Watching “Aha!” moments on the faces of husbands and wives as they start to “get it” about their marriage is one of the many reasons my husband and I love presenting marriage seminars. One area in particular deals with the essence of who your spouse really is and the tool we use to discover that is “The Flag Page.” We recently interviewed a couple where the wife came to tears, finally understanding her husband and why he did what he did. Those moments are priceless and rewarding.
While the Flag Page is web based and designed for adults and teenagers, a board game version was also designed to be used by younger children. I recently helped a mother and young son do his flag page and again the lights suddenly came on and there were “aha!” moments. This young man is very special. He is the baby of the family, the youngest of five children, yet born with strong leadership skills. That’s a tough job.
How does the baby of the family get affirmed for who God created him to be? How do parents hone those God given leadership skills while still maintaining loving parental control? It’s not an easy task. I know from experience because we have the same version in our family. Our youngest child is the one with natural leadership personality and skills and she’s a girl on top of that!
Did God make a mistake? Did he mess up when He decided to put these leadership qualities in the youngest children in these two families? I don’t have too many problems with the atmosphere, animal life, foliage and landscapes – except for any damage we’ve done to them; so I think God did a pretty good job. If He did it right on these big things, I’m sure He got it right on the small things as well, even down to putting leadership skills in the youngest child in a family – even if she is a girl!
Affirm people for who they are, for who God made them to be. I’m not talking about helping people continue in bad habits and choices because we’ve all got rough edges that need to be polished. I’m talking about the basics of personality, the essence of who God created them to be. Affirm that. Be intentional about affirming the peacemakers, the managers, the leaders, the artists, the make it happen folks and those who make sure everyone is included and accepted.
This mother and son, life is going to be different for them from this point on. Take the time to learn about those you interact with and help them be all God created them to be. The Bible calls it one of the spiritual gifts – the gift of exhortation, strongly encouraging someone to do what God has called them to do.
Confirmation. It’s a lovely thing to get. People look at you weird for what you are doing and for just a moment you begin to let those doubts creep in through those tiny little alleys of disbelief you left open.

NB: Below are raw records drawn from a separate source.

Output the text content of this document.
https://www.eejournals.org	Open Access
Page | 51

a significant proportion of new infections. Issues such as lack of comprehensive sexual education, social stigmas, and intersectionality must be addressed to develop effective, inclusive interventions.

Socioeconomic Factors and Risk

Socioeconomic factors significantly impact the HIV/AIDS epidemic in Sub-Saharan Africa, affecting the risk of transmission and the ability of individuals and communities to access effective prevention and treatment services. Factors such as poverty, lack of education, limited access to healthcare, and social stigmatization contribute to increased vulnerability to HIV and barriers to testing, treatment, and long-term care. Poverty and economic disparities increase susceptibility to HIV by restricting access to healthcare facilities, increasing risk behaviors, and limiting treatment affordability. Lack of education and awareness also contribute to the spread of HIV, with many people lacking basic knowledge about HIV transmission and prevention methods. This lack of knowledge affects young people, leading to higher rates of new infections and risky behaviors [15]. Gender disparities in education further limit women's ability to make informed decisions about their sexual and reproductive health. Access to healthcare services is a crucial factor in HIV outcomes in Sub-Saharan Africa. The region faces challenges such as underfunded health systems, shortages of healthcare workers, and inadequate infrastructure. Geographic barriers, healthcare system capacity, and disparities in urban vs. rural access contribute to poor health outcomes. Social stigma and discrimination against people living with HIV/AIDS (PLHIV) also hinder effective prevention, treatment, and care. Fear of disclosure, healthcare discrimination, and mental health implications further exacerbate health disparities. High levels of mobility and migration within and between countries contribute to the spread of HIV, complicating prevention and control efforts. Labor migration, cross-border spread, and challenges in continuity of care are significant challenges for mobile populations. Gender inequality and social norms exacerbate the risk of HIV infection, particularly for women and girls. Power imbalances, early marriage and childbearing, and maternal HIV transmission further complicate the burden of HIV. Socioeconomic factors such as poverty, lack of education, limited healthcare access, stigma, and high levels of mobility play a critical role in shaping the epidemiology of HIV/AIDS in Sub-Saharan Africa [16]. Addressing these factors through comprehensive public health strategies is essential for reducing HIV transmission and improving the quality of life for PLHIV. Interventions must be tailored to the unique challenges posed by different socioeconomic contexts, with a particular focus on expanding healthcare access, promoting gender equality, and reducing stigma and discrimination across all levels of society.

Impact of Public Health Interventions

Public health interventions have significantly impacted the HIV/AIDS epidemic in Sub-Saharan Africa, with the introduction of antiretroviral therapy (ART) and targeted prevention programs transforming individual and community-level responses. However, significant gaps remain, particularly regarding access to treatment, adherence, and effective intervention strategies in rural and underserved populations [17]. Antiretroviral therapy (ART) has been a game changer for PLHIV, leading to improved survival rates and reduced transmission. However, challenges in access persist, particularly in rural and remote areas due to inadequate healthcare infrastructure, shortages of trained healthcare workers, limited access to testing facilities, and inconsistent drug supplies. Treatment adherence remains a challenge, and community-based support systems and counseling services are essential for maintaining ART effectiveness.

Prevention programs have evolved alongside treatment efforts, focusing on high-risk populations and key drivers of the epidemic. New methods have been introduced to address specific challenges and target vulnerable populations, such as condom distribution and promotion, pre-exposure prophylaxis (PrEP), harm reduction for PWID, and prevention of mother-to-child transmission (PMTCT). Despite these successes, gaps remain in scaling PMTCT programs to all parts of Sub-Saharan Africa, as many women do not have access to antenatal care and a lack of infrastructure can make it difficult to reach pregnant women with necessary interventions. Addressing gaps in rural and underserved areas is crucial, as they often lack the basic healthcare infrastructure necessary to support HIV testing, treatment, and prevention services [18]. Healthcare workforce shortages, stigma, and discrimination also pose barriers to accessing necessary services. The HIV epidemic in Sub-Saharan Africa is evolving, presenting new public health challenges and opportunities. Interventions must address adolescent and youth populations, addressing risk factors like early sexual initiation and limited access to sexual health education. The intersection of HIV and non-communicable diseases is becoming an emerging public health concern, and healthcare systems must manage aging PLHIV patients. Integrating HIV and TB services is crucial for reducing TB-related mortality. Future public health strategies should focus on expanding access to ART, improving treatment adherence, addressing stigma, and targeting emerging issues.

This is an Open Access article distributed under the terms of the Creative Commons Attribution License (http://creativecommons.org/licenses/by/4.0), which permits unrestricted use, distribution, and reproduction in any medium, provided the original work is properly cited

Then when you need it most, confirmation comes! It doesn’t always happen like that. Sometimes you already know you are on the right track, but the confirmation is just an added bonus. No matter how it comes, confirmation is a treasure.
We have done the Flag Page Test on every member of our family. After realizing that (out of the top two “countries” you could be assigned to) four out of the five of us totally love fun country. Let’s hear it for fun country! So what do you do with this information? My husband started a Friday night tradition, joke night. Friday night was already special, reserved for my famous beans and for many around the world – the beginning of the blessed peace of Sabbath rest. To this we added joke night. Each family member gets a turn at choosing the topic and all the jokes have to align with that.
Musical terms come up a lot as topics, as do things around the house that are in sight and inspirations from the activities of the day. We thought we had a terrible topic one night – porcupine, but amazingly it was one of our most creative. Example, what did the girl porcupine say to the boy porcupine when he picked her up for a date? Wow, you look sharp tonight. The running joke in the family is the “factory joke.” Somehow no matter what the topic is, there is always a joke based on a factory. You don’t really want to know.
So what does this have to do with confirmation? My husband was doing his usual surfing various pastoral ministry sites that he visits often and he found an article about the importance of bonding time in pastoral families, and especially humor. Thousands of pastors leave the ministry each year because the burden becomes so much. This goes across the board in just about any denomination. The impact of ministry burdens on pastoral families, as you can imagine, is enough to make some kids grow up and never step foot in a church again. If you haven’t thanked your pastor lately for all the things he/she does, many of which can’t be talked about because they were spoken in confidence, take the time to do so. Pastor Appreciation Month is coming up in October. You could start planning now. It just might be the lift your pastor needs during a difficult moment.
So as Karl read to me the data on the importance of pastoral families sharing fun times together, I was grateful we had our new joke night tradition each Friday. Special family traditions aren’t limited to pastoral families. I’m pretty sure nearly every family can benefit from more moments of quality time spent together in a fun and memorable manner.
How are you bonding with your family? How are you forging memorable connections that will keep those kids coming back each Christmas for years? I hope it makes you smile.